Kadının söylediklerine neden inanmalıydım. Belkide bana yalan söylüyordu. Hem romanda anlatılan kadın değildi o ama bir an baktığımda da ona benziyordu. İçeride bana ilizyon gösterecek bitkiler yakmış olabilirdi ama neden onun doğruyu söylediğini hissediyordum? Neden kalbimde bunun şüphesini taşıyamıyordum. Belkide daha o gün arabanın çarpmasıyla gözlerim karanlığa kapanırken öldüğümden emin olduğum içindi.

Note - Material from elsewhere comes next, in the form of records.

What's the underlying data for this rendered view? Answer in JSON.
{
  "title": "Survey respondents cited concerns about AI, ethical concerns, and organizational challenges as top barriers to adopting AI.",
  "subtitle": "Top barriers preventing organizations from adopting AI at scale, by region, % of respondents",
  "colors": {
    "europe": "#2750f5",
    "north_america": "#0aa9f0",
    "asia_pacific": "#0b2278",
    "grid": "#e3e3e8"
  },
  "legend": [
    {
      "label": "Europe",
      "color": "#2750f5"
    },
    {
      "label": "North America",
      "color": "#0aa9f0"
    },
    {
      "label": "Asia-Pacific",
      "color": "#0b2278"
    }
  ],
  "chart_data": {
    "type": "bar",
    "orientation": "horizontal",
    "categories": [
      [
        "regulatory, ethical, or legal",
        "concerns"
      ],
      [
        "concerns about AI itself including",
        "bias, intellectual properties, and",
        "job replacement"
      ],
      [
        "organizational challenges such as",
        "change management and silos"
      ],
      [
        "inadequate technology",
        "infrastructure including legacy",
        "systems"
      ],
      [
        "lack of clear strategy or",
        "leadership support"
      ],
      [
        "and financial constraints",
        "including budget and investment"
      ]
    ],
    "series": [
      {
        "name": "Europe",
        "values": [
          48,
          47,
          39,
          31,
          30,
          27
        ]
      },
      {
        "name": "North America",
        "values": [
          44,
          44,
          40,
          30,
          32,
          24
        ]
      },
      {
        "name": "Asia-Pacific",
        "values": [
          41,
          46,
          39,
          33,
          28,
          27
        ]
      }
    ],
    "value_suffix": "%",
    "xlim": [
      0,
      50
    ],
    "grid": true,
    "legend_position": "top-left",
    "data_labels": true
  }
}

Ya da kadının benim gerçekliğimi bilmesinden emindim bilmiyorum. Her ne kadar onu daha fazla konuşturmak istesemde tek kelime daha etmemişti. Sonra kendi iradem dışında yürürken bulmuştun kendimi. Bana büyü yapmıştı bunu biliyordum ama kalsam ve onu zorlasamda bana daha fazla bir şey söylemeyecekti.

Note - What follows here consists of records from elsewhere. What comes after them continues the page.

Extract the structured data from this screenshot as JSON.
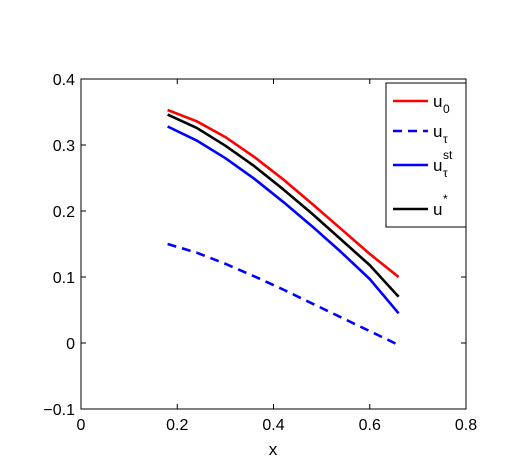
{
  "chart_data": {
    "type": "line",
    "xlabel": "x",
    "ylabel": "",
    "xlim": [
      0,
      0.8
    ],
    "ylim": [
      -0.1,
      0.4
    ],
    "xticks": [
      0,
      0.2,
      0.4,
      0.6,
      0.8
    ],
    "xtick_labels": [
      "0",
      "0.2",
      "0.4",
      "0.6",
      "0.8"
    ],
    "yticks": [
      -0.1,
      0,
      0.1,
      0.2,
      0.3,
      0.4
    ],
    "ytick_labels": [
      "−0.1",
      "0",
      "0.1",
      "0.2",
      "0.3",
      "0.4"
    ],
    "grid": false,
    "legend_position": "top-right",
    "series": [
      {
        "name": "u_0",
        "label_main": "u",
        "label_sub": "0",
        "label_sup": "",
        "color": "#ff0000",
        "dash": "solid",
        "x": [
          0.18,
          0.24,
          0.3,
          0.36,
          0.42,
          0.48,
          0.54,
          0.6,
          0.66
        ],
        "y": [
          0.353,
          0.336,
          0.312,
          0.282,
          0.248,
          0.211,
          0.173,
          0.135,
          0.1
        ]
      },
      {
        "name": "u_τ",
        "label_main": "u",
        "label_sub": "τ",
        "label_sup": "",
        "color": "#0000ff",
        "dash": "dashed",
        "x": [
          0.18,
          0.24,
          0.3,
          0.36,
          0.42,
          0.48,
          0.54,
          0.6,
          0.66
        ],
        "y": [
          0.15,
          0.137,
          0.12,
          0.101,
          0.081,
          0.06,
          0.039,
          0.018,
          -0.003
        ]
      },
      {
        "name": "u_τ^st",
        "label_main": "u",
        "label_sub": "τ",
        "label_sup": "st",
        "color": "#0000ff",
        "dash": "solid",
        "x": [
          0.18,
          0.24,
          0.3,
          0.36,
          0.42,
          0.48,
          0.54,
          0.6,
          0.66
        ],
        "y": [
          0.328,
          0.307,
          0.28,
          0.249,
          0.214,
          0.177,
          0.138,
          0.097,
          0.045
        ]
      },
      {
        "name": "u^*",
        "label_main": "u",
        "label_sub": "",
        "label_sup": "*",
        "color": "#000000",
        "dash": "solid",
        "x": [
          0.18,
          0.24,
          0.3,
          0.36,
          0.42,
          0.48,
          0.54,
          0.6,
          0.66
        ],
        "y": [
          0.346,
          0.326,
          0.299,
          0.268,
          0.233,
          0.196,
          0.157,
          0.118,
          0.07
        ]
      }
    ]
  }
}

Bütün bunların rüya olmasını nasılda isterdim.

O an batan güneş ışıkları dikkatimi çekti. Çocuklar beni merak ederdi. Onlar benim çocuklarım değildi ama yine de onca acının içinde onları umursuyordum. Onların bir günahı yoktu. Ama benmim durumumda kimin günahı vardı ki? Yine de geç kalmak istemiyordum. Üstelik bu gece yapmam gereken bir şey vardı. Kalbimin sıkışmasına neden olsa da yapmalıydım. Onları görmeliydim.

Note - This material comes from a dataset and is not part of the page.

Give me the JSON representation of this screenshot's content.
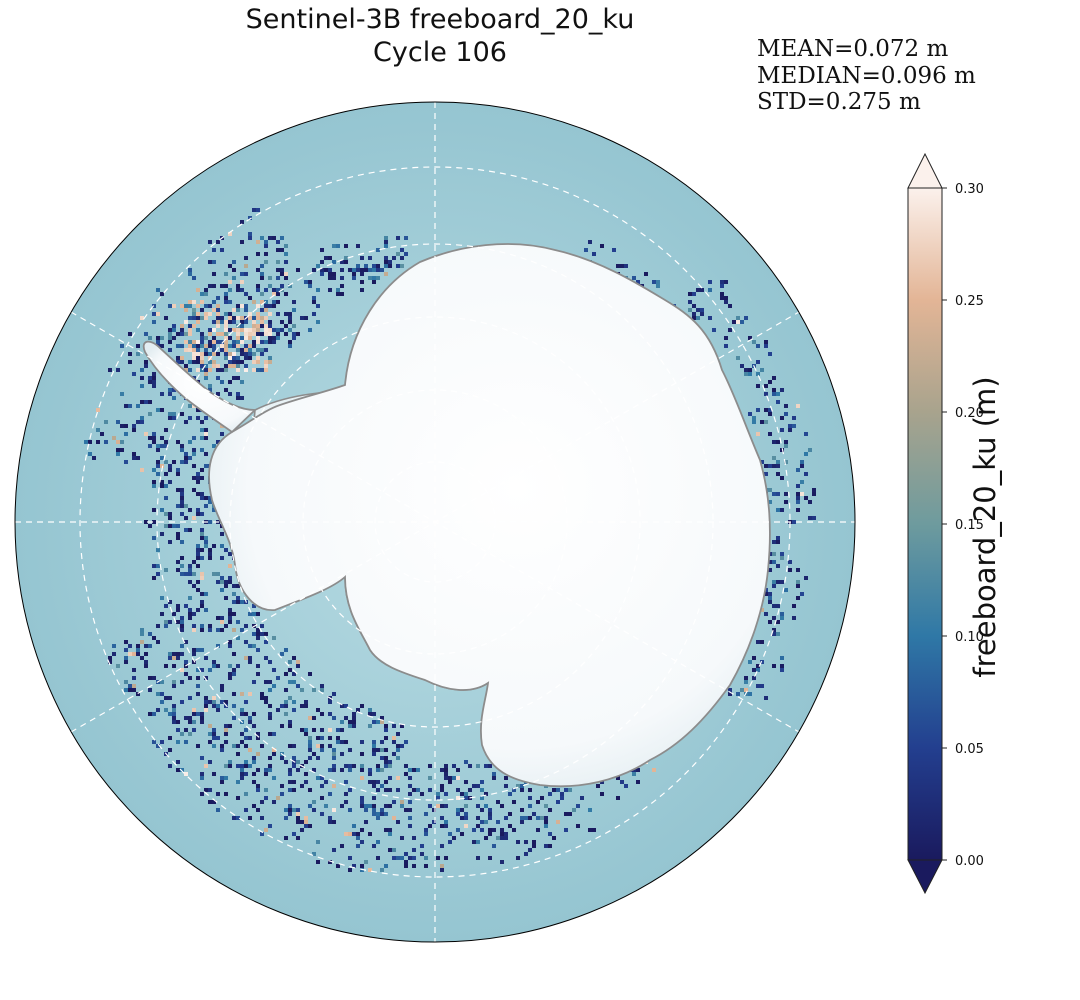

Sadece yok olmak istiyordum. Bir buhar gibi havaya karışmak. Ama her şeyden önce ailemi rüyada da olsa görmek istiyordum.

Sonunda hava kararmadan evin bahçesine girdiğimde hem maddi hem manevi çökmüştüm. Bedenim ağrıyordu. Kalbimden bahsetmek bile istemiyordum. Attı hem arabacı hem seyis olan adama teslim ettikten sonra eve doğru sarsak bir adım attı ama kapı ardına kadar açıldı ve Clara koşarak bana doğru geldi. Daha onu durduramadan bacaklarıma sarılmıştı bile.

"Anne neden bu kadar geç kaldın," diye sordu ağlamaklı bir sesle. Uzanıp onun saçlarını okşadım. Dudaklarıma zorda olsa bir gülümseme kondurdum. Allan'da kapının eşiğinde durmuş bana endişeli gözlerle bakıyordu. Onları terk edeceğimi mi düşünmüştü?

"Sadece," dedim akmak üzere gelen gözyaşlarım tutmak için derin bir nefes aldım. Çocukların önünde ağlayarak onları korkutmak istemiyordum. Kar kokusunun yoğun olduğu havayı içime çektim. "Sadece işim uzun sürdü Clara hadi içeri girelim annen yorgun," dedim ve minik elinden tutarak kendimle beraber onuda eve doğru götürdüm. Eğer onun eli olmasaydı eve kadar böyle dik bir şekilde yürüyebilir miydim emin değildim.

Akşam yemeğini es geçip odama çıkmak bir an önce uyumak istiyordum ama çocuklar hala endişe ile bana bakarken bunu yapmamam gerektiğini anladım. Üzerimi değiştirdim ve akşam yemeğinde çocuklara katılmak için aşağıya indim. Akşama dair tek tesellim Henry'nin yemeğe gelmemiş olmasıydı. Muhtemelen bir hastayı ziyarete daha gitmişti. Geç kalması beni memnun etmişti onun yanında rol yapmak istemiyordum. Çocukların neşeli konuşmalarını elimden geldiğince dikkatle dinledim ama aklım hep odada çekmecemde beni bekleyen şişedeydi. Kadının söyledikleri durmadan beynimde dönüyor ve önümde ki kuzu etine midem bulanarak bakmama neden oluyordu.